What is a Security Assessment?
Security Assessments are a scheduled, routine procedure by which an organization records, analyzes, reviews, and remediates their security infrastructure and policies to ensure the safety and continuity of assets and operations. In the context of computer security, security assessments concern things like information assurance and awareness training, operational security, network security, backup and disaster recovery, physical security, and software patches and updates.

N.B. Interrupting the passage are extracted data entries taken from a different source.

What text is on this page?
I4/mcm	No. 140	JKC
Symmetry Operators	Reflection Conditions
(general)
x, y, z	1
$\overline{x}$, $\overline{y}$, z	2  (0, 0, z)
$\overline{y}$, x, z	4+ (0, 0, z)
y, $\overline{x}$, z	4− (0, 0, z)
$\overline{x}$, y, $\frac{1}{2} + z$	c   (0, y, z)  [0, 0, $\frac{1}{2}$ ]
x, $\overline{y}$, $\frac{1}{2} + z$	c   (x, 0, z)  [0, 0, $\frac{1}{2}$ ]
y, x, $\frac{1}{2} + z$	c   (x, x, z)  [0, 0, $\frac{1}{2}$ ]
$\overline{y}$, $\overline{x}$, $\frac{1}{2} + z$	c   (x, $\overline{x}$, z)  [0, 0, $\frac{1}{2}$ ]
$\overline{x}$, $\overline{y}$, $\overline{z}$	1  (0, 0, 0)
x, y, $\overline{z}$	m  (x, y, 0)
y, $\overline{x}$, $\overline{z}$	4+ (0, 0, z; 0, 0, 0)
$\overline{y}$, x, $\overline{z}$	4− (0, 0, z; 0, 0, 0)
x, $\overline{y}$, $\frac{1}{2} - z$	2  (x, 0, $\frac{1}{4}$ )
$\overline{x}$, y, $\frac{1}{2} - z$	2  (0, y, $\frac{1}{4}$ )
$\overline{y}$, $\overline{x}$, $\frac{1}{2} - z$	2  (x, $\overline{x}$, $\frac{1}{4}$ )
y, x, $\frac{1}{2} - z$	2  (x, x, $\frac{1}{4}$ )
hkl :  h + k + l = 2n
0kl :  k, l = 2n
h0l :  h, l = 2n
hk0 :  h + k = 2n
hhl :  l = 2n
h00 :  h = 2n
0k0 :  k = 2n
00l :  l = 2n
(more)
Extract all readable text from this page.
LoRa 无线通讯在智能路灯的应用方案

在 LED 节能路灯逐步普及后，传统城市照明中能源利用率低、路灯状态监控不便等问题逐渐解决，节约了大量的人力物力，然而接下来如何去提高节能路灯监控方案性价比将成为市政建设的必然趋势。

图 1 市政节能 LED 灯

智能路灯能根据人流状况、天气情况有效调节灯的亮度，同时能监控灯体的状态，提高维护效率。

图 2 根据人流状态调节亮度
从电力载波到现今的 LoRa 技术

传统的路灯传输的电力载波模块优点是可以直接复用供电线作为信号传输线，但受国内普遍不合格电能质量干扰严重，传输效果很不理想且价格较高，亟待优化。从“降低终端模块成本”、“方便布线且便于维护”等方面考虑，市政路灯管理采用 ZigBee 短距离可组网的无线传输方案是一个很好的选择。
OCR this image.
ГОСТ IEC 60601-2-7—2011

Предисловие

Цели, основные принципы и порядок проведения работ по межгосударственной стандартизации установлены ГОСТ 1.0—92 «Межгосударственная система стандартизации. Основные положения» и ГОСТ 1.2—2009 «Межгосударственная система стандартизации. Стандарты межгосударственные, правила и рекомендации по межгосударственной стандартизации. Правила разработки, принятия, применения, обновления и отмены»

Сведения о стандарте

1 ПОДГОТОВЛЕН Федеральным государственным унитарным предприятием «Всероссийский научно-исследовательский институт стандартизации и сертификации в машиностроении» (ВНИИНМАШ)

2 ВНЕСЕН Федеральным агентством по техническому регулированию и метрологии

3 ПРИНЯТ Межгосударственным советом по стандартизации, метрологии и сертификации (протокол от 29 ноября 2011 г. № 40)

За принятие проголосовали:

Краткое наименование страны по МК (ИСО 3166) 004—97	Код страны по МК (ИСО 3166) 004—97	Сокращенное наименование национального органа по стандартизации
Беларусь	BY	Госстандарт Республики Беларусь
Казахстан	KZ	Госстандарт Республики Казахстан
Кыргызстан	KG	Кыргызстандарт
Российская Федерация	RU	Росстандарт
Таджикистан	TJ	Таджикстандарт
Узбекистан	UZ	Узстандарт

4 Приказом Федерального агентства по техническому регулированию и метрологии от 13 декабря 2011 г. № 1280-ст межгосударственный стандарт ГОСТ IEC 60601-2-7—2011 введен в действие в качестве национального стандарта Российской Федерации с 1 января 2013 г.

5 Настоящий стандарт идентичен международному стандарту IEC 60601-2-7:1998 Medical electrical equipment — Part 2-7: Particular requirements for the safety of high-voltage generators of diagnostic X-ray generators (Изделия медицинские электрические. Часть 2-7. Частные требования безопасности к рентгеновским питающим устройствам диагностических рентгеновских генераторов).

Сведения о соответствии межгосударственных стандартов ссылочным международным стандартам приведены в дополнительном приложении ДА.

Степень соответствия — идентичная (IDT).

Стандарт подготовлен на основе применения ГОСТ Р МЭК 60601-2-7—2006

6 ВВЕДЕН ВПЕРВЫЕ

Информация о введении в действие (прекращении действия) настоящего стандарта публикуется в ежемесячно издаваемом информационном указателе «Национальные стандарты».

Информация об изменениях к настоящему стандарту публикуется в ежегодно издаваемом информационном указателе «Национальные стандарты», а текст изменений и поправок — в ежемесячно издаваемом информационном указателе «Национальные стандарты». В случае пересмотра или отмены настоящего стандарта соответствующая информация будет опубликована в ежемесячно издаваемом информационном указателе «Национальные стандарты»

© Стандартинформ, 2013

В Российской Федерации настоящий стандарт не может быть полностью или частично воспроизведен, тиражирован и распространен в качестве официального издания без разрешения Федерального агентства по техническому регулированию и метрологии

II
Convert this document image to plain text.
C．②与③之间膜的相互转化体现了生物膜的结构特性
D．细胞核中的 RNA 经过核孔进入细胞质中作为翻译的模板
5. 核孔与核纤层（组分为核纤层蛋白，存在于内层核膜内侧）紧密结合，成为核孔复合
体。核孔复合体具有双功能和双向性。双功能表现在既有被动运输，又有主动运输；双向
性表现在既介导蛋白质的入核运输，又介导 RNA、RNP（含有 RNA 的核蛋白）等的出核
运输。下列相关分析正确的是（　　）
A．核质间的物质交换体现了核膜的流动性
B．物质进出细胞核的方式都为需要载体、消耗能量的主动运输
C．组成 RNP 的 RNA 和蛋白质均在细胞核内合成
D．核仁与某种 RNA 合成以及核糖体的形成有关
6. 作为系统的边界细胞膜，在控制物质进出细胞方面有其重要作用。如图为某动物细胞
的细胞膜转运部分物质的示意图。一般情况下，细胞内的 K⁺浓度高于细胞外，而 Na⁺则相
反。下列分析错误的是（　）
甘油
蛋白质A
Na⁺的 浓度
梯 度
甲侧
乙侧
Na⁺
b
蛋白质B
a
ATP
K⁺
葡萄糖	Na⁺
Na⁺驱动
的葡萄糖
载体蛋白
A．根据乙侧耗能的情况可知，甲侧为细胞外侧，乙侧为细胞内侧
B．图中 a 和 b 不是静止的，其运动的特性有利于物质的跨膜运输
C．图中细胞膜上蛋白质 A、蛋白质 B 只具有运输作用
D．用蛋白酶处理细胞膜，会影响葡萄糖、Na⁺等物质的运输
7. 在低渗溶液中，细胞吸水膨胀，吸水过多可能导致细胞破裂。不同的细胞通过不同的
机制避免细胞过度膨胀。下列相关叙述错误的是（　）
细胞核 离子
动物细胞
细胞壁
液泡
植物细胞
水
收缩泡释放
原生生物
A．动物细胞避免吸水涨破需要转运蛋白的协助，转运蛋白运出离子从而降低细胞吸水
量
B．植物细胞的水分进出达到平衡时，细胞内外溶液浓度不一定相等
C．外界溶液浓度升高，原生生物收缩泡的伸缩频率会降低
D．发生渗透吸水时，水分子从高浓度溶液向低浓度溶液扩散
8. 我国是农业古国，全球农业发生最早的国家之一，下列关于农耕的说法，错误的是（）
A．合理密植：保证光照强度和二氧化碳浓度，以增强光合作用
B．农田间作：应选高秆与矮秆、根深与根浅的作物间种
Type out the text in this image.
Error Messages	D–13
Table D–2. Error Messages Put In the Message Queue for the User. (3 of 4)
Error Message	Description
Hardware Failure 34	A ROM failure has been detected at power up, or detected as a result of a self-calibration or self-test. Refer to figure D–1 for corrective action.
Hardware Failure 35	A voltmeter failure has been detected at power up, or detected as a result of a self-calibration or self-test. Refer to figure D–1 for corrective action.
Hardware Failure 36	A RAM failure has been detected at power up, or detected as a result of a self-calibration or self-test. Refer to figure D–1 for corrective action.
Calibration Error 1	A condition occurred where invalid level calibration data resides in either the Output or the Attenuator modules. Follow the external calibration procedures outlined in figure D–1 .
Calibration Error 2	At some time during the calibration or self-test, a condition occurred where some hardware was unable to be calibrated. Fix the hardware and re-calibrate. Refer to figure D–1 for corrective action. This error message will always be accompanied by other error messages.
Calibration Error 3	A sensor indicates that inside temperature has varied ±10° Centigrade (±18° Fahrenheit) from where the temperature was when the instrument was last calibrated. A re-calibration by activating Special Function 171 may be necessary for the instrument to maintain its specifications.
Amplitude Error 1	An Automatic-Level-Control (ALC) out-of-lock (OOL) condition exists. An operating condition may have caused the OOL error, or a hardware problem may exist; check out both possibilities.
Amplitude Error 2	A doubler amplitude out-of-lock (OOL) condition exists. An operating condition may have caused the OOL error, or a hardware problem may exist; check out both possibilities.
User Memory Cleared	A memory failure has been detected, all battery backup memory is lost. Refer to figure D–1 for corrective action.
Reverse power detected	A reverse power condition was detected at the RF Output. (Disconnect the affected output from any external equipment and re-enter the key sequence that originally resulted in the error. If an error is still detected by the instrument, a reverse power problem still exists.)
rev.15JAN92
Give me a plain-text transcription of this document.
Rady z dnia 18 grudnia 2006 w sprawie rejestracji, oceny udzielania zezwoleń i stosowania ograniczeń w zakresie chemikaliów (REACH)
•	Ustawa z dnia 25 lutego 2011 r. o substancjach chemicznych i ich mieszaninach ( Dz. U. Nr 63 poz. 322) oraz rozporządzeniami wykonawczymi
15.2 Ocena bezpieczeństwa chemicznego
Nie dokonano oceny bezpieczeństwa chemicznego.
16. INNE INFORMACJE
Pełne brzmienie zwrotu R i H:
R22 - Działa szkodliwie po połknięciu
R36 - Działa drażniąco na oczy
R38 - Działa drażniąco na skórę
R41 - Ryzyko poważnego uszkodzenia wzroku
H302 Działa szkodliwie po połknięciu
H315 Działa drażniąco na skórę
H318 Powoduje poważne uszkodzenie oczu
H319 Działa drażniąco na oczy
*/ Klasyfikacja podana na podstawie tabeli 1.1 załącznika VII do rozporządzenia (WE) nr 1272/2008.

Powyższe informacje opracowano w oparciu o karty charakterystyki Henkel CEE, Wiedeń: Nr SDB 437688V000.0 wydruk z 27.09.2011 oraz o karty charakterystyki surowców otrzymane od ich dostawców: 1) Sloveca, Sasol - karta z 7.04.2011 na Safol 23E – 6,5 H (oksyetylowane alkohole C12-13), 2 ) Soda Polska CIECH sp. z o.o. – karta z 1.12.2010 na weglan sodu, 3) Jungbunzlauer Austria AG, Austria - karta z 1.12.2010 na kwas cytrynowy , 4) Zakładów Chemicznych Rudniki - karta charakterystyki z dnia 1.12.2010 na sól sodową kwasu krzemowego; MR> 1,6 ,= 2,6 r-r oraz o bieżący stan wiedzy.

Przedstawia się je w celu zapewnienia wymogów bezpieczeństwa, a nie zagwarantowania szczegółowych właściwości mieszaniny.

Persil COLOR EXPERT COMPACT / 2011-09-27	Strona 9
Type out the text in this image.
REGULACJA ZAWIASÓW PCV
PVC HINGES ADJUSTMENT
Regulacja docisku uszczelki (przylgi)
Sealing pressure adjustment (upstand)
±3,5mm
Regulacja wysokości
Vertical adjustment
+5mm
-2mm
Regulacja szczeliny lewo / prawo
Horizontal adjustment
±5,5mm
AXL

Who provides a Security Assessment?
Typically, an internal team, a third-party security service provider, or a managed service provider will provide these assessments on a regular schedule to ensure that data remains secure and that staff are adhering to security policies. Qualified security assessors hold specific, recognized certifications in the Information Security community from a variety of standardized certification vendors such as the International Information System Security Certification Consortium, or (ISC)2 for short. This proves both practical and actual knowledge in the field of information security and demonstrates their understanding and ability to apply best practices to their and their clients’ organizations.
What is the Process?
Security assessments involve five phases of analysis which cover the five concepts that make up the organization’s security posture.
- Review of Policies, Procedures, Standards and Guidelines of Security Compliance
- Information Awareness and Assurance Training (Employee Education)
- Network Infrastructure and Hardware Analysis (Including security appliances)
- Software updates, patches, and change management procedure (Including security software)
- Encryption and Data Protection measure analysis
This layered approach to a developing the strongest possible security system is what is known as the Information Security Model, also known as the Defense in Depth Strategy. This proven model was established by the National Institute of Standards and Technology in the late 1980s and remains an integral component of the strategy for security researchers. It has continued to evolve over the years and has helped form the standards which established the laws and regulations of compliance that we know now.